While I have an interest in the Civil War, Matt is a Revolutionary War buff. He is particularly fond of the Marquis de Lafayette. Without Lafayette’s money, talents, or influence with the King of France we would be Canada. Briefly, Lafayette convinced France to join the War against the British and we needed their help badly. They sent a fleet and helped us win the Battle of Yorktown, which led to the British surrender. Lafayette commanded troops at Yorktown as well.
Lafayette was also the son George Washington never had. Only 19 when he met Washington, he served as an aide to Washington and later as one of his generals. They were so close, Lafayette named his son after Washington. When Lafayette returned to France after the War and France fell into revolution, Lafayette’s life became endangered and he sent his son to America to stay under Washington’s protection. Lafayette had an enthralling life and it is hard to summarize its entirety here. This is a guy worthy of a mini-series.

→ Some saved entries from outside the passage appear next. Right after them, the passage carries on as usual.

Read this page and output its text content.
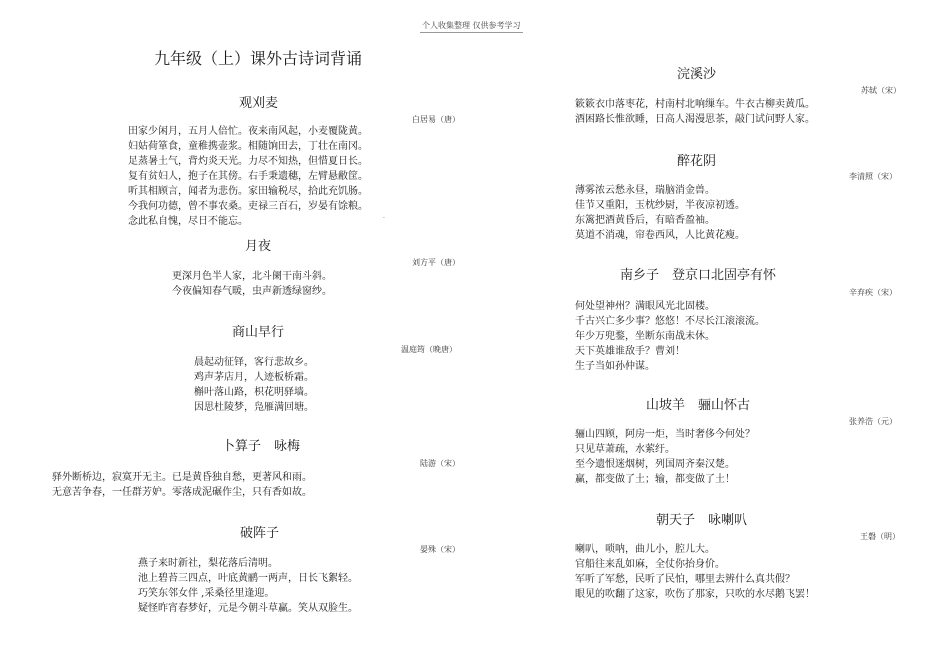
个人收集整理 仅供参考学习
九年级（上）课外古诗词背诵
观刈麦
白居易（唐）
田家少闲月，五月人倍忙。夜来南风起，小麦覆陇黄。
妇姑荷箪食，童稚携壶浆。相随饷田去，丁壮在南冈。
足蒸暑土气，背灼炎天光。力尽不知热，但惜夏日长。
复有贫妇人，抱子在其傍。右手秉遗穗，左臂悬敝筐。
听其相顾言，闻者为悲伤。家田输税尽，拾此充饥肠。
今我何功德，曾不事农桑。吏禄三百石，岁晏有馀粮。
念此私自愧，尽日不能忘。	·
月夜
刘方平（唐）
更深月色半人家，北斗阑干南斗斜。
今夜偏知春气暖，虫声新透绿窗纱。
商山早行
温庭筠（晚唐）
晨起动征铎，客行悲故乡。
鸡声茅店月，人迹板桥霜。
槲叶落山路，枳花明驿墙。
因思杜陵梦，凫雁满回塘。
卜算子　咏梅
陆游（宋）
驿外断桥边，寂寞开无主。已是黄昏独自愁，更著风和雨。
无意苦争春，一任群芳妒。零落成泥碾作尘，只有香如故。
破阵子
晏殊（宋）
燕子来时新社，梨花落后清明。
池上碧苔三四点，叶底黄鹂一两声，日长飞絮轻。
巧笑东邻女伴 ,采桑径里逢迎。
疑怪昨宵春梦好，元是今朝斗草赢。笑从双脸生。
浣溪沙
苏轼（宋）
簌簌衣巾落枣花，村南村北响缫车。牛衣古柳卖黄瓜。
酒困路长惟欲睡，日高人渴漫思茶，敲门试问野人家。
醉花阴
李清照（宋）
薄雾浓云愁永昼，瑞脑消金兽。
佳节又重阳，玉枕纱厨，半夜凉初透。
东篱把酒黄昏后，有暗香盈袖。
莫道不消魂，帘卷西风，人比黄花瘦。
南乡子　登京口北固亭有怀
辛弃疾（宋）
何处望神州？满眼风光北固楼。
千古兴亡多少事？悠悠！不尽长江滚滚流。
年少万兜鍪，坐断东南战未休。
天下英雄谁敌手？曹刘！
生子当如孙仲谋。
山坡羊　骊山怀古
张养浩（元）
骊山四顾，阿房一炬，当时奢侈今何处？
只见草萧疏，水萦纡。
至今遗恨迷烟树，列国周齐秦汉楚。
赢，都变做了土；输，都变做了土！
朝天子　咏喇叭
王磐（明）
喇叭，唢呐，曲儿小，腔儿大。
官船往来乱如麻，全仗你抬身价。
军听了军愁，民听了民怕，哪里去辨什么真共假？
眼见的吹翻了这家，吹伤了那家，只吹的水尽鹅飞罢！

America was so in love with this hero of the Revolution that he was invited to take a farewell tour of America in 1824-1825, on the 50th anniversary of the British surrender. This tour brought out throngs. He even passed through Fayette County, my home county in Pennsylvania, which is named after him.
As a Lafayette fan, Matt joined the American Friends of Lafayette, a group dedicated to honoring Lafayette. Every year they put together a Lafayette tour to visit places significant to Lafayette and the Revolutionary War. This year it was West Point.

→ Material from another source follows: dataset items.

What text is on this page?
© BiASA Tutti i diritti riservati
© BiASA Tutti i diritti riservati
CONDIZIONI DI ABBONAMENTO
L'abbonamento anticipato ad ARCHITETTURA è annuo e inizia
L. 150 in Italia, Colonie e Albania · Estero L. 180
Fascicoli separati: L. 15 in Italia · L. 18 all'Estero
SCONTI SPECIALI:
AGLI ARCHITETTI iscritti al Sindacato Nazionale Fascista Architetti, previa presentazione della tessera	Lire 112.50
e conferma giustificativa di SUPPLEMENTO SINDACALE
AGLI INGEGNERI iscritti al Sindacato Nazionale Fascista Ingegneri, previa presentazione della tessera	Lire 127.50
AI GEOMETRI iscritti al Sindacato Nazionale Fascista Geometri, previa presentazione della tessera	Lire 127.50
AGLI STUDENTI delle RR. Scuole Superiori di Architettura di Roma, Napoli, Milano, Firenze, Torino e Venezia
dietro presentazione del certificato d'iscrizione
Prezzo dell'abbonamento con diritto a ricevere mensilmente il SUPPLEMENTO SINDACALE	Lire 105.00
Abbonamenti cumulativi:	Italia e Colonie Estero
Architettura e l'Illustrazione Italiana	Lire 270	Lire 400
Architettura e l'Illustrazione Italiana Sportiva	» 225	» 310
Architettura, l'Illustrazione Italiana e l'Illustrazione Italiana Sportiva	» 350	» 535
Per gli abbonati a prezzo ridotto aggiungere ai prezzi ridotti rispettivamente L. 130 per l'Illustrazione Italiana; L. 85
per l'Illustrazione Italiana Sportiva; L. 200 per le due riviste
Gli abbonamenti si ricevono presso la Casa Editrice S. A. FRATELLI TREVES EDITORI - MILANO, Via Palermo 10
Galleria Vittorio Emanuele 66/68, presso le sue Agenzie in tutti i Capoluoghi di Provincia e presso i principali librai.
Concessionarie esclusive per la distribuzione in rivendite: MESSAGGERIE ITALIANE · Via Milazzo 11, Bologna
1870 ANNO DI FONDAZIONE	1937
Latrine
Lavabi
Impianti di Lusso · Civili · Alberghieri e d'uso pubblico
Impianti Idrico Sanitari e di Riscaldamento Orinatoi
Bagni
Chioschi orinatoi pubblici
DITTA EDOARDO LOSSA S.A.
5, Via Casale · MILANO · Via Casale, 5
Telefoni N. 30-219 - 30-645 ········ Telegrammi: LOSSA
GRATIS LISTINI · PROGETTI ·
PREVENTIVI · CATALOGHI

This seems to be the year of engaging West Point. The Grant birthday dinner included a busload of cadets and now here we are at West Point.

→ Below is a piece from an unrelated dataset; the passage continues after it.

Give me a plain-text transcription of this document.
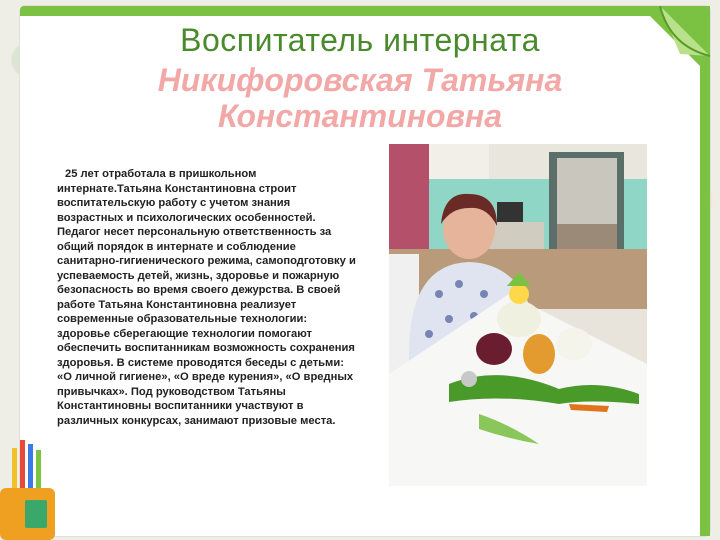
Воспитатель интерната
Никифоровская Татьяна
Константиновна
25 лет отработала в пришкольном интернате.Татьяна Константиновна строит воспитательскую работу с учетом знания возрастных и психологических особенностей. Педагог несет персональную ответственность за общий порядок в интернате и соблюдение санитарно-гигиенического режима, самоподготовку и успеваемость детей, жизнь, здоровье и пожарную безопасность во время своего дежурства. В своей работе Татьяна Константиновна реализует современные образовательные технологии: здоровье сберегающие технологии помогают обеспечить воспитанникам возможность сохранения здоровья. В системе проводятся беседы с детьми: «О личной гигиене», «О вреде курения», «О вредных привычках». Под руководством Татьяны Константиновны воспитанники участвуют в различных конкурсах, занимают призовые места.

West Point is in the Hudson River Valley. Here is a vantage point. It really is beautiful there.

Pretty!
And guess who merits a statue? My man. U.S. Grant.

Grant was a West Point grad who certainly did not excel except in math and being a great equestrian. Many of his friends would become Confederate generals and they did not think there was too much to worry about when he became a general. I mean after all, Robert E. Lee graduated at the top of his class. Who could beat that? Well, a guy named Grant. Persistence. Moving forward. Always moving forward. After a particularly bad defeat he said, “Well, we will whip ’em tomorrow.” I hope they teach that at West Point.
Another guy we know and love has a statue there. The General–George Washington that is:

I am not from a military family so I am not really familiar with the military way of life. My mom was a WAAC for a year during WW II, but that was it. She loved being in the military and she really wanted me to join up. She thought I would make a great general. God knows I’m good at ordering people around and I am really good at things like logistics. But it was not for me. I am not really a joiner of groups. I don’t like uniforms. (The closest I ever came to a uniform was wearing a business suit, which is in effect a type of uniform. Even that I pushed back on.) I don’t take well to being told what to do. I am not the kind of person who can just sit there and take being yelled at. Plus, the hours are lousy. So I have a hard time imagining military life from a full perspective. But the school was nice, the grounds and setting lovely.
The Lafayette connection to West Point is a Revolutionary War connection having to do with the discovery that Benedict Arnold, who very nearly handed West Point over to the British, was a traitor. As described in one magazine article, as Washington, Lafayette and Hamilton were getting ready to have dinner with Arnold, they learned of his betrayal.
“In another room on the same floor Lafayette was washing up when Hamilton suddenly burst open the door. He begged the Marquis to attend instantly on his Excellency. Lafayette sprinted down the hall to find Washington trembling with emotion. “Arnold has betrayed us!” Washington cried out. “Whom can we trust now?”
Flexner, Benedict Arnold: How The Traitor Was Unmasked 1967
So we toured places that were related to the traitor Arnold, how they hunted him down, and the trial of those who abetted the treason. Everyone on the trip knew the entire story. On the other hand, I am not schooled in Lafayette lore or Revolutionary War lore. I’m really not good at remembering history. So much of the facts were a jumble for me. But it was a part of New York I had never visited with people who seemed very nice.